Wojna na Tropicanie
Czerwoni zdobywają Purpurowy Wicher
Ostatni tydzień nie obfitował tym razem w krwawe bitwy, dowódcy skupili się na przegrupowaniu swych sił, wiele jednak działo się wokół konfliktu.
Ale ab ovo, jak mawiali starożytni Leblandczycy.
Kontrrewolucja coraz bardziej czuje nóż na gardle, toteż stara się zmobilizować wszystkie możliwe siły. Potencjał przemysłowy jest w pełni przeznaczany na rekrutację nowych jednostek lub dozbrajanie już istniejących. Tymczasem duże zgrupowanie idące na pomoc Purpurowemu Wichrowi wycofało się z powrotem ku Soli. Po drodze zostało wsparte jeszcze przez dwie kolejne brygady Los Soldados Verdes. Również na południu trwa koncentracja sił rządowych. Jednocześnie jednak jednostki osadników posłano na wschód. Zapewne mają one przejąć kontrolę nad położonymi tam rozległymi terenami rolniczymi i w ten sposób podreperować kontrrewolucyjną gospodarkę, osłabioną przez utratę portu w Purpurowym Wichrze.
Rewolucjoniści kontenci z pierwszego zwycięstwa, nie próbują na razie ścigać cofających się spod Purpurowego Wichru wojsk El Dictatore. Zamiast tego rozproszyli się rabując okolicę, widocznie pewni, że wróg nie zaryzykuje kontrofensywy. Być może ducha rewolucyjnego osłabiła także rana jaką odniosła jej ikona propagandowa - Defloriusz Dyman Wander znany powszechnie jako Michaś. Postrzelony w pośladek Książę-senior został odtransportowany do szpitala polowego, gdzie znalazł się pod troskliwą opieką obranych przezeń osobiście sanitariuszy.
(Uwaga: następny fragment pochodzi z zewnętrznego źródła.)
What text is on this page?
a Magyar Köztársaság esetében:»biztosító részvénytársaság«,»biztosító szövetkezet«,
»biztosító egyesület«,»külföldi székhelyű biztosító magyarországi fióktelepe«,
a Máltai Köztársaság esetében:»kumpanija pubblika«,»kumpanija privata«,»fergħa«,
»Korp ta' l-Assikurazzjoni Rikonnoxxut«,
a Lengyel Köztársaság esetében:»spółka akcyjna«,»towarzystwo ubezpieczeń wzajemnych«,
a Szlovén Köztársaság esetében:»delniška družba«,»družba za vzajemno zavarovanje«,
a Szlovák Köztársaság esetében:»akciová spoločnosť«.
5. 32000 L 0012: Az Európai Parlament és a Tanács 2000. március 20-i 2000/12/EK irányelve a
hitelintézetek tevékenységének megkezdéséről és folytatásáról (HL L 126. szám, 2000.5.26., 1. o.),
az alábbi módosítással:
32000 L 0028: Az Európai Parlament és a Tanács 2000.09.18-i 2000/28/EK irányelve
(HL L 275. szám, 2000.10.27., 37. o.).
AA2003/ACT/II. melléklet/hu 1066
Guerra civil ściągnęła już uwagę KSZ. Sarmaccy chłopcy
okopują się w swej bazie w Puncie, ponoć
rozlokowano też w wybranych miejscach oddziały specjalne, choć nasza redakcja niezbyt w to wierzy. Oczywiście takie kroki nie mogły się obyć bez tarć. Na KSZowców natknęło się kilka band kryminalistów, doszło, jak poinformował hetman, do wymiany ognia. Rodzi się pytanie, czy wśród ostrzelanych oddziałów nie mogła się również znaleźć obstawa wciąż nie dającego znaku życia Paviela Gustúlopulo. Zaginiony diuk mógł przecież przypadkiem wpaść na owe tajne siły specjalne i zostać bez ostrzeżenia zlikwidowanym. Jedno jest pewne - rozchodzenie się pogłosek na ten temat z pewnością nie sprzyja stabilizacji sytuacji w Puncie.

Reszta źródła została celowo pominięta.